What Alton Brown Credits For His (And The Food Network's) Success

If you were born between the years 1965 and 1980, you probably know the autonomous Gen X lifestyle. It was the first generation that both parents worked full time. The genesis of pizza delivery and other fast food surpassed home cooked meals. But, it wasn't that this generation of parents didn't cook for their families; It just wasn't as on the regular as the previous "Leave it to Beaver" era. Still, it was likely that you learned your way around the microwave well before you could reach the rotary dial phone hanging on the kitchen wall.

Although Alton Brown was born in 1962, he saw the writing on the wall for his adjacent generation and those to follow when launching his Food Network show "Good Eats" in 1999. He said on "Larry King Now" that the show was different in the way it assumed an intelligent audience with a mission to entertain. The show's studio even had a sign above the door that read "laughing brains are more absorbent."

Fun fact: Brown took this mission to heart way before his Food Network debut. It's how he got dates. He told King that if he offered to cook for a girl, she was curious enough to accept the date. On another note, when King asked him about how people learn to cook, Brown had a thing or two to say about it — including the evolution of cooking shows.

The key to Alton Brown's success

"Are people born cooks?" King asked Brown on "Larry King Now." And Brown replied, "It certainly helps to have an innate sense of it ... If you were to learn from your mom ... really absorb that knowledge that she had, I think that is literally genetic." However, Brown also said he believes he can teach the skills of cooking. He describes "being able to taste food, and then being able to put the food together in a way that is pleasing to other people" as key ingredients for a good cook.

As cooking skills getting passed down through generations becomes a thing of the past, it's why Brown says he even has a job — and why Food Network exists. "We, at least for my generation, lost that connectivity, that generational connectivity, because all of our parents worked. So, no one taught us how to cook," he explained.
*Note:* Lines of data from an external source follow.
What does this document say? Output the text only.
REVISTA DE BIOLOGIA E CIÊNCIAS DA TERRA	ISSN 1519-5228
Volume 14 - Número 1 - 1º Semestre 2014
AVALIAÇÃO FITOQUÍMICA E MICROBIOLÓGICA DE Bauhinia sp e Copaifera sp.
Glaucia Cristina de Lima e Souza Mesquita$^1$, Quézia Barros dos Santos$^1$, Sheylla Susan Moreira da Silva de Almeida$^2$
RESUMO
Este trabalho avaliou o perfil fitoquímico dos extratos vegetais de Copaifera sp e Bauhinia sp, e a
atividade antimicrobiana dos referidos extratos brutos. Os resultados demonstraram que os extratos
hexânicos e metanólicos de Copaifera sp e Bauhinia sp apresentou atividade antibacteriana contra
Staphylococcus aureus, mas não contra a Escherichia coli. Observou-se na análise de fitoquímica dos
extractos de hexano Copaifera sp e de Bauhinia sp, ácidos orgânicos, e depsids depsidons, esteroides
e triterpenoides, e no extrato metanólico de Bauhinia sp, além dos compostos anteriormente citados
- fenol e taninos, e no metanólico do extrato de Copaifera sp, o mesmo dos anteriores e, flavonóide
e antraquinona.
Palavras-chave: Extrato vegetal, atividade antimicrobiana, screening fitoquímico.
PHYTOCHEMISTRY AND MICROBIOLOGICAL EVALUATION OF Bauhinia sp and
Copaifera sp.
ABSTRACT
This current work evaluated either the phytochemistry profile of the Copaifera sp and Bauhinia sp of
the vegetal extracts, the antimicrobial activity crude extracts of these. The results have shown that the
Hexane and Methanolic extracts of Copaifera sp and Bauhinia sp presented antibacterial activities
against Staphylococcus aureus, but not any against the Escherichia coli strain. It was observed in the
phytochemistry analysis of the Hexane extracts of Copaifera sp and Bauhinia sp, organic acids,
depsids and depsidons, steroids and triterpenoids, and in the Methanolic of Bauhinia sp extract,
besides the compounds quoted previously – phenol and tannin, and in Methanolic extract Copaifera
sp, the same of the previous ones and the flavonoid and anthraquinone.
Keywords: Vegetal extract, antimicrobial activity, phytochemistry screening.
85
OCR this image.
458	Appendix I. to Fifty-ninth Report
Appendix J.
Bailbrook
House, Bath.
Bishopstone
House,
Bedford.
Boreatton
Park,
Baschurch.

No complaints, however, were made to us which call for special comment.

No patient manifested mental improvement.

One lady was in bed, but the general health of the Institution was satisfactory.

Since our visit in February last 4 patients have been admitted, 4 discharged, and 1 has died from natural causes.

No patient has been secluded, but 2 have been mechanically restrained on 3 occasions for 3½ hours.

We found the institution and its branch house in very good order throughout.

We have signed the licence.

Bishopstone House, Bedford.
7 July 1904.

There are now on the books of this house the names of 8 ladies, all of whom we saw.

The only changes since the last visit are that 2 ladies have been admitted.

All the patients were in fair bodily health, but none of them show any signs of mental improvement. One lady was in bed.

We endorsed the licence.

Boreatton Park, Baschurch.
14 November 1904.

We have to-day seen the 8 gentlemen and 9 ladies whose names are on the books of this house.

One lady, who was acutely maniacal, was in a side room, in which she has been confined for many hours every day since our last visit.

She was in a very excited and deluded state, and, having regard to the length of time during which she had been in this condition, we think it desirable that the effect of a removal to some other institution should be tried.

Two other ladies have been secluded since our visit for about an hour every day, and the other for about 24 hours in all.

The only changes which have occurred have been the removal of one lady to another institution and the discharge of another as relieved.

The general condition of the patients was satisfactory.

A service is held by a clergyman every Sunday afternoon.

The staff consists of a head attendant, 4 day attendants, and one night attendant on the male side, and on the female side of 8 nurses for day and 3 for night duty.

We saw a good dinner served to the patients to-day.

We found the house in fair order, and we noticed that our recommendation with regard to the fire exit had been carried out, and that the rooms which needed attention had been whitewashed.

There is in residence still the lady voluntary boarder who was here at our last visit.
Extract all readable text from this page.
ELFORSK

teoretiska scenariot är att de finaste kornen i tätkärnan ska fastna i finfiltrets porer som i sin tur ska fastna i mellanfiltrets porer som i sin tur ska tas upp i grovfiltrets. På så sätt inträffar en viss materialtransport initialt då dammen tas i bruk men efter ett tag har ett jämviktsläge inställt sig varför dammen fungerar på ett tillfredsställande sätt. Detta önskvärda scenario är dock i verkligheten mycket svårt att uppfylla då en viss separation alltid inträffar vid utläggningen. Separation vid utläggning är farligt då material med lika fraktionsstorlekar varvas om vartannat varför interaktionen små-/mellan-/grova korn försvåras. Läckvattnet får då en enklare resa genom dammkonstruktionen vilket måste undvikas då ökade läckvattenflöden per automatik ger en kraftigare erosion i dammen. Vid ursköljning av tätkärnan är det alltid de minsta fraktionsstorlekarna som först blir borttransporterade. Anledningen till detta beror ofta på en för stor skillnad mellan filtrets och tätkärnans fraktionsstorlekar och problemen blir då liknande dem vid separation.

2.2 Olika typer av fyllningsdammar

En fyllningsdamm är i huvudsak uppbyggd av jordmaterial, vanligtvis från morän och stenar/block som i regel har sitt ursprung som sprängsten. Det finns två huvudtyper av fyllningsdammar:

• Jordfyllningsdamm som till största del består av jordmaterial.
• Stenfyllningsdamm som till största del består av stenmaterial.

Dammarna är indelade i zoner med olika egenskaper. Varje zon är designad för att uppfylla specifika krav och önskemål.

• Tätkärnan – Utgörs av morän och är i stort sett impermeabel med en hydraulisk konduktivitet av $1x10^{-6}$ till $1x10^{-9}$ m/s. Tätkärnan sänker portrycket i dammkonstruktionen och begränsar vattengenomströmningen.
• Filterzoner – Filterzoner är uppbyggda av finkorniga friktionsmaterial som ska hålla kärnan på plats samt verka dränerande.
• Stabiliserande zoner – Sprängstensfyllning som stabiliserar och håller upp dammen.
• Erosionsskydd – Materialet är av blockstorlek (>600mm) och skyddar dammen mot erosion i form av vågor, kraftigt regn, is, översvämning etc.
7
That waning of generational connectivity essentially wrote his career's script of audience engagement. "If I happened to infect you with some knowledge along the way, then great. But, I never lost sight of the fact that the first job was to entertain for half an hour," he noted. He recognizes that the path to becoming a great cook has shifted and is paved by influence, which could explain why followers flock to social media for the latest cooking trends like Brown's method for grilling steaks.